Analysts rate CVS Health Corp. (CVS:NYE) with a Strong Buy rating and a $119 target

STA Research
by: STA Research
CVS Health Corp

Based on the CVS stock forecast from 7 analysts, the average analyst CVS stock price target is USD 119.40 over the next 12 months. CVS Health Corp’s average analyst rating is Strong Buy. Stock Target Advisor’s own stock analysis of CVS stock forecast is Neutral, which is based on 8 positive signals and 7 negative signals. At the last closing, CVS stock price was USD 99.44CVS stock price has changed by -0.62% over the past week, +4.07% over the past month and +13.68% over the last year.

About CVS Health Corp. (CVS:NYE):

CVS Health Corporation provides health services in the United States. The company’s Health Care Benefits segment offers traditional, voluntary, and consumer-directed health insurance products and related services. It serves employer groups, individuals, college students, part-time and hourly workers, health plans, health care providers, governmental units, government-sponsored plans, labor groups, and expatriates. Its Pharmacy Services segment offers pharmacy benefit management solutions The company was formerly known as CVS Caremark Corporation and changed its name to CVS Health Corporation in September 2014. CVS Health Corporation was founded in 1963 and is headquartered in Woonsocket, Rhode Island.

 

What we like:

High market capitalization:

This is one of the largest entities in its sector and is among the top quartile. Such companies tend to be more stable.

Superior total returns:

The stock has outperformed its sector peers on average annual total returns basis in the past 5 years (for a hold period of at least 12 months) and is in the top quartile.

Underpriced compared to earnings:

CVS stock target price is trading low compared to its peers on a price to earning basis and is in the top quartile. It may be underpriced but do check its financial performance to make sure there is no specific reason.

Underpriced compared to book value:

CVS stock target price is trading low compared to its peers on a price to book value basis and is in the top quartile. It may be underpriced but do check its financial performance to make sure there is no specific reason.

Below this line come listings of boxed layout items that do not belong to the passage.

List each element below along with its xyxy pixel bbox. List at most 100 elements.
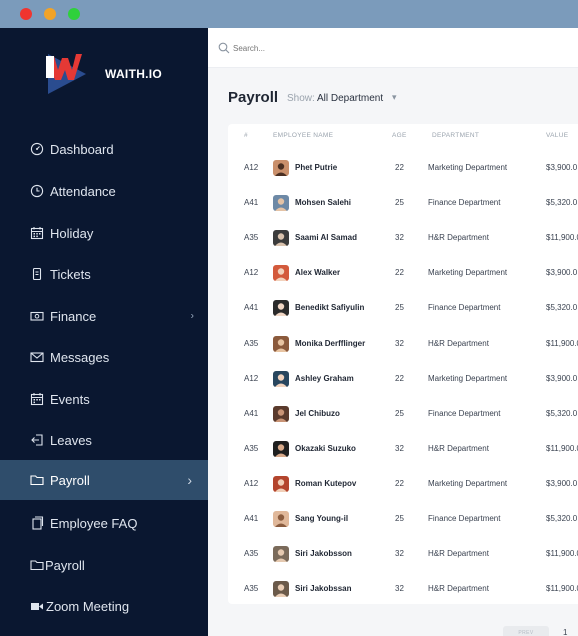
sidebar-item-label: Zoom Meeting [46, 598, 130, 614]
employee-department: Finance Department [428, 514, 501, 523]
table-header: # EMPLOYEE NAME AGE DEPARTMENT VALUE [228, 132, 578, 146]
employee-name[interactable]: Mohsen Salehi [295, 198, 352, 208]
sidebar-item-dashboard[interactable]: Dashboard [0, 130, 208, 168]
table-row[interactable]: A12 Phet Putrie 22 Marketing Department $3,9… [228, 150, 578, 185]
employee-department: Finance Department [428, 303, 501, 313]
sidebar-item-payroll-2[interactable]: Payroll [0, 546, 208, 584]
sidebar-item-messages[interactable]: Messages [0, 338, 208, 376]
payroll-value: $11,900.0 [546, 584, 578, 594]
sidebar-item-label: Payroll [50, 472, 90, 488]
table-row[interactable]: A41 Benedikt Safiyulin 25 Finance Departmen… [228, 290, 578, 325]
window-titlebar [0, 0, 578, 28]
waith-logo-icon [46, 54, 86, 94]
employee-name[interactable]: Siri Jakobsson [295, 549, 352, 559]
employee-age: 32 [395, 233, 404, 243]
table-row[interactable]: A41 Mohsen Salehi 25 Finance Department $5,3… [228, 185, 578, 220]
payroll-value: $3,900.0 [546, 268, 578, 278]
employee-name[interactable]: Siri Jakobssan [295, 584, 352, 594]
avatar [273, 160, 289, 176]
sidebar-item-label: Leaves [50, 432, 92, 448]
employee-department: H&R Department [428, 338, 489, 348]
table-row[interactable]: A35 Siri Jakobssan 32 H&R Department $11,900… [228, 571, 578, 606]
sidebar-item-tickets[interactable]: Tickets [0, 255, 208, 293]
avatar [273, 195, 289, 212]
folder-icon [30, 558, 44, 572]
chevron-right-icon: › [190, 310, 194, 322]
employee-id: A41 [244, 303, 259, 313]
table-row[interactable]: A12 Alex Walker 22 Marketing Department $3,9… [228, 255, 578, 290]
employee-name[interactable]: Jel Chibuzo [295, 408, 340, 418]
employee-id: A41 [244, 514, 259, 523]
column-header-age[interactable]: AGE [392, 132, 407, 139]
employee-age: 22 [395, 268, 404, 278]
sidebar-item-payroll[interactable]: Payroll › [0, 460, 208, 500]
current-page-number[interactable]: 1 [563, 628, 568, 636]
sidebar-item-label: Tickets [50, 266, 91, 282]
table-row[interactable]: A35 Saami Al Samad 32 H&R Department $11,900… [228, 220, 578, 255]
employee-name[interactable]: Roman Kutepov [295, 478, 357, 488]
prev-page-button[interactable]: PREV [503, 626, 549, 636]
close-window-button[interactable] [20, 8, 32, 20]
employee-age: 25 [395, 198, 404, 208]
sidebar-item-label: Payroll [45, 557, 85, 573]
table-row[interactable]: A41 Jel Chibuzo 25 Finance Department $5,320… [228, 396, 578, 431]
employee-name[interactable]: Monika Derfflinger [295, 338, 366, 348]
avatar [273, 265, 289, 282]
video-camera-icon [30, 599, 44, 613]
payroll-value: $11,900.0 [546, 443, 578, 453]
sidebar-item-label: Holiday [50, 225, 94, 241]
payroll-value: $5,320.0 [546, 514, 578, 523]
brand-logo[interactable]: WAITH.IO [44, 48, 194, 100]
top-bar [208, 28, 578, 68]
employee-id: A41 [244, 198, 259, 208]
column-header-id[interactable]: # [244, 132, 248, 139]
employee-name[interactable]: Benedikt Safiyulin [295, 303, 365, 313]
sidebar-item-holiday[interactable]: Holiday [0, 214, 208, 252]
avatar [273, 230, 289, 247]
minimize-window-button[interactable] [44, 8, 56, 20]
dashboard-icon [30, 142, 44, 156]
table-row[interactable]: A12 Roman Kutepov 22 Marketing Department $3… [228, 466, 578, 501]
caret-down-icon[interactable]: ▾ [392, 92, 397, 102]
mail-icon [30, 350, 44, 364]
employee-department: Marketing Department [428, 163, 508, 172]
employee-age: 22 [395, 163, 404, 172]
employee-name[interactable]: Saami Al Samad [295, 233, 357, 243]
avatar [273, 300, 289, 317]
column-header-name[interactable]: EMPLOYEE NAME [273, 132, 334, 139]
search-icon [218, 42, 230, 54]
money-icon [30, 309, 44, 323]
employee-name[interactable]: Okazaki Suzuko [295, 443, 356, 453]
table-row[interactable]: A12 Ashley Graham 22 Marketing Department $3… [228, 361, 578, 396]
table-row[interactable]: A35 Siri Jakobsson 32 H&R Department $11,900… [228, 536, 578, 571]
sidebar-item-events[interactable]: Events [0, 380, 208, 418]
ticket-icon [30, 267, 44, 281]
column-header-value[interactable]: VALUE [546, 132, 569, 139]
department-filter-select[interactable]: All Department [317, 93, 384, 104]
employee-name[interactable]: Alex Walker [295, 268, 341, 278]
table-row[interactable]: A41 Sang Young-il 25 Finance Department $5,3… [228, 501, 578, 536]
employee-id: A41 [244, 408, 259, 418]
employee-name[interactable]: Sang Young-il [295, 514, 349, 523]
sidebar-item-employee-faq[interactable]: Employee FAQ [0, 504, 208, 542]
employee-id: A35 [244, 584, 259, 594]
employee-name[interactable]: Phet Putrie [295, 163, 338, 172]
avatar [273, 335, 289, 352]
maximize-window-button[interactable] [68, 8, 80, 20]
employee-name[interactable]: Ashley Graham [295, 373, 354, 383]
table-row[interactable]: A35 Okazaki Suzuko 32 H&R Department $11,900… [228, 431, 578, 466]
employee-id: A35 [244, 443, 259, 453]
employee-id: A12 [244, 478, 259, 488]
sidebar-item-attendance[interactable]: Attendance [0, 172, 208, 210]
search-input[interactable] [233, 38, 533, 58]
employee-age: 25 [395, 303, 404, 313]
employee-department: H&R Department [428, 584, 489, 594]
sidebar-item-leaves[interactable]: Leaves [0, 421, 208, 459]
sidebar-item-label: Dashboard [50, 141, 114, 157]
exit-icon [30, 433, 44, 447]
employee-department: Finance Department [428, 408, 501, 418]
sidebar-item-zoom-meeting[interactable]: Zoom Meeting [0, 587, 208, 625]
column-header-department[interactable]: DEPARTMENT [432, 132, 480, 139]
sidebar-item-finance[interactable]: Finance › [0, 297, 208, 335]
table-row[interactable]: A35 Monika Derfflinger 32 H&R Department $11… [228, 326, 578, 361]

Underpriced on cashflow basis:

CVS stock target price is trading low compared to its peers on a price to cash flow basis and is in the top quartile. It may be underpriced but do check its financial performance to make sure there is no specific reason.

Positive cash flow:

The company had positive total cash flow in the most recent four quarters.

Positive free cash flow:

The company had positive total free cash flow in the most recent four quarters.

Underpriced on free cash flow basis:

CVS stock target price is trading low compared to its peers on a price to free cash flow basis and is in the top quartile. It may be underpriced but do check its financial performance to make sure there is no specific reason.

 

What we don’t like:

Poor risk adjusted returns:

This company is delivering below median risk adjusted returns in its peers. Even if it is outperforming on returns, the returns are unpredictable. Proceed with caution.

Below median dividend returns:

The company’s average income yield over the past 5 years has been low compared to its peers. However, it is not a problem if you are not looking for income.

Poor return on equity:

The company management has delivered below median return on equity in the most recent 4 quarters compared to its peers.

Highly leveraged:

The company is in the bottom half compared to its sector peers on debt to equity and is highly leveraged. However, do check the CVS stock forecast and look at its sector and management statements. Sometimes this is high because the company is trying to grow aggressively.

Overpriced on free cash flow basis:

CVS stock price is trading high compared to its peers on a price to free cash flow basis. It is priced above the median for its sectors. Proceed with caution if you are considering to buy.

Low Earnings Growth:

This stock has shown below median earnings growth in the previous 5 years compared to its sector

Low Dividend Growth:

This stock has shown below median dividend growth in the previous 5 years compared to its sector.